Change. Reshape. Transform. Mutate.
Change is a scary word.
It means having to let go of things and situations familiar, hence comforting, to you. It means someone somewhere feels you've been complacent and needs a bit of a shake-up. Which is fine when it comes gradually and you're kind of expecting it.
But change can also be an upheaval, a topsy-turvy, no holds barred roller-coaster ride that's taking you places you never even knew existed, like Pasir Gudang (okay, I know Pasir Gudang exists, but I've never imagined myself actually being there). There are so many unknown variables thrown into the equation, which you don't quite understand in the first place.
Especially when all this while, the way things apparently seem to be going, you've been expecting something the opposite. So now instead of going forward and upwards, you find yourself going in every other direction but. Why is it happening? When is it happening? What's going to happen to me? The strange thing is there had been rumours circulating for a while now, mostly among external parties, but a clear question and answer (at least I felt it was clear enough) kind of put a stop to that. At least, internally. Meanwhile, the cogs and wheels higher up continue to turn, shrouded over by all sorts of new improvement/transformation initiatives, getting everyone excited over the supposedly 'new' direction we're going in.

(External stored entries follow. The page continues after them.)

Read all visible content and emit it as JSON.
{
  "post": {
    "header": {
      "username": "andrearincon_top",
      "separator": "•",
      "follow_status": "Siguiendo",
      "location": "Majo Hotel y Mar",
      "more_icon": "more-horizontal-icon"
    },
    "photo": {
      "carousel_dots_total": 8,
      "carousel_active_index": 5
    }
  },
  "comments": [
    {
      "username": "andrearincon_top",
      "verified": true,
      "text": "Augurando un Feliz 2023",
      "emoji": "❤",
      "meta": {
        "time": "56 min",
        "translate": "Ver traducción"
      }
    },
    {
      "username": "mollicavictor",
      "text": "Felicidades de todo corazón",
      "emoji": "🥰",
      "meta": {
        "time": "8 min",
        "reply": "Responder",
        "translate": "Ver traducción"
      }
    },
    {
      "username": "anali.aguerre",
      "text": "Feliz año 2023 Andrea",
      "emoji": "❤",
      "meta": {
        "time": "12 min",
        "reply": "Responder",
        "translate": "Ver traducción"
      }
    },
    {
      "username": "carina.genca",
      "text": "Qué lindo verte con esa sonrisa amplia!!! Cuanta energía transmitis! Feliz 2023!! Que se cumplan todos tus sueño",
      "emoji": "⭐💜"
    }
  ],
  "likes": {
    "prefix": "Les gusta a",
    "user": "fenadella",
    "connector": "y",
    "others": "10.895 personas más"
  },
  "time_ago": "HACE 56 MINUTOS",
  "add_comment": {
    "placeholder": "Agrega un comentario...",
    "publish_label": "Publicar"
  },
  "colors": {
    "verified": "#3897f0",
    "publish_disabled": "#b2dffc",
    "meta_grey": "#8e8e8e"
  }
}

I'm also angry. Finally, after 5 years, I've found myself in exactly the right spot I want to be in, doing a job I'm happy with (although I whinge and whine about it, but who doesn't?), and what seems like a clear and bright path ahead of me. But if this change is happening, that path will reach a crossroads, and none of the available routes are going to take me where I want to go at the pace I'm comfortable with.
There are options, of course. But those options come with a number of different consequences. I suppose in a way I'm slightly better off due to an additional option that's been presented to me recently, but it's something I have not really been thinking seriously about. Seems like I'll have to do more than just enjoy the food and ambience at Mandarin Oriental this Friday. Now where did I put that 10-year career plan template?